At this point, we’ve all heard about Covid-19 more than we ever cared to, but we wanted to clear up some potential confusion about feline coronavirus or FeCV. Covid-19 and FeCV are completely different viruses. According to the Cornell Feline Health Center:
Most strains of feline coronavirus are found in the gastrointestinal tract and do not cause significant disease. These are referred to as feline enteric coronavirus (FeCV). Cats infected with FeCV usually do not show any symptoms during the initial viral infection, but may occasionally experience brief bouts of diarrhea and/or mild upper respiratory signs from which they recover spontaneously.
Current scientific studies show that feline coronavirus cannot be passed to humans from infected cats. However, it can turn into something extremely serious and even deadly for cats. Certain strains of feline coronavirus can cause feline infectious peritonitis or FIP in about ten percent of cats affected with FeCV. FIP is a virus that typically affects younger cats, however, there are no definitive tests to diagnose FIP and relatively few treatment options.

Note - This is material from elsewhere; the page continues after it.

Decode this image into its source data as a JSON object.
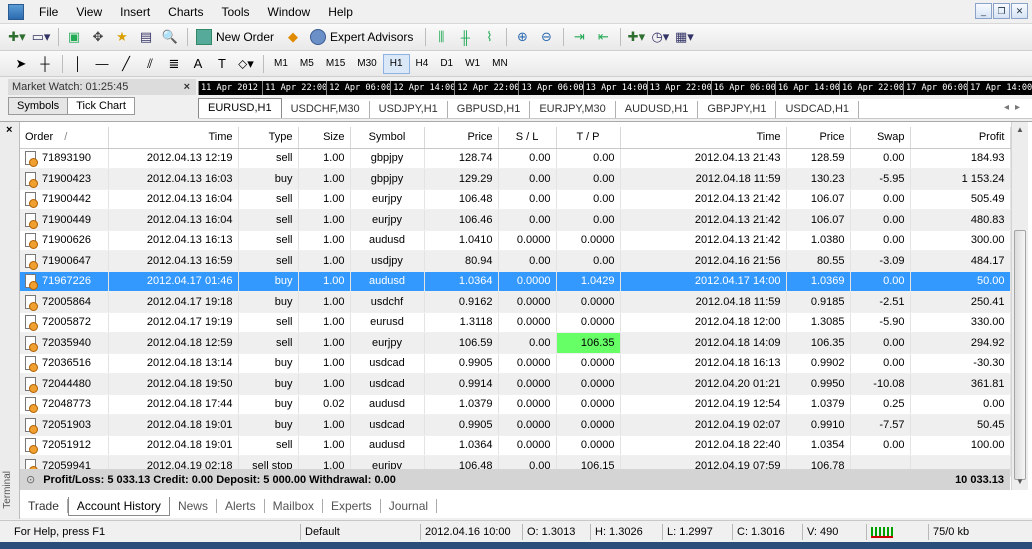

Keeping cats as healthy as possible, including preventing infection by other viruses such as feline leukemia virus and calicivirus by appropriate vaccination, where indicated, is likely to decrease the likelihood of FIP. Litter boxes should be kept clean and located away from food and water dishes. Cornell Feline Health Center
So if you hear your vet talking about feline coronavirus, please remember it is not the same virus as Covid-19 and you cannot catch Covid-19 from a cat infected with feline coronavirus.
A note about Covid-19 and pets:
At this time, there is no evidence that animals play a significant role in spreading the virus that causes COVID-19.
Based on the limited information available to date, the risk of animals spreading COVID-19 to people is considered to be low.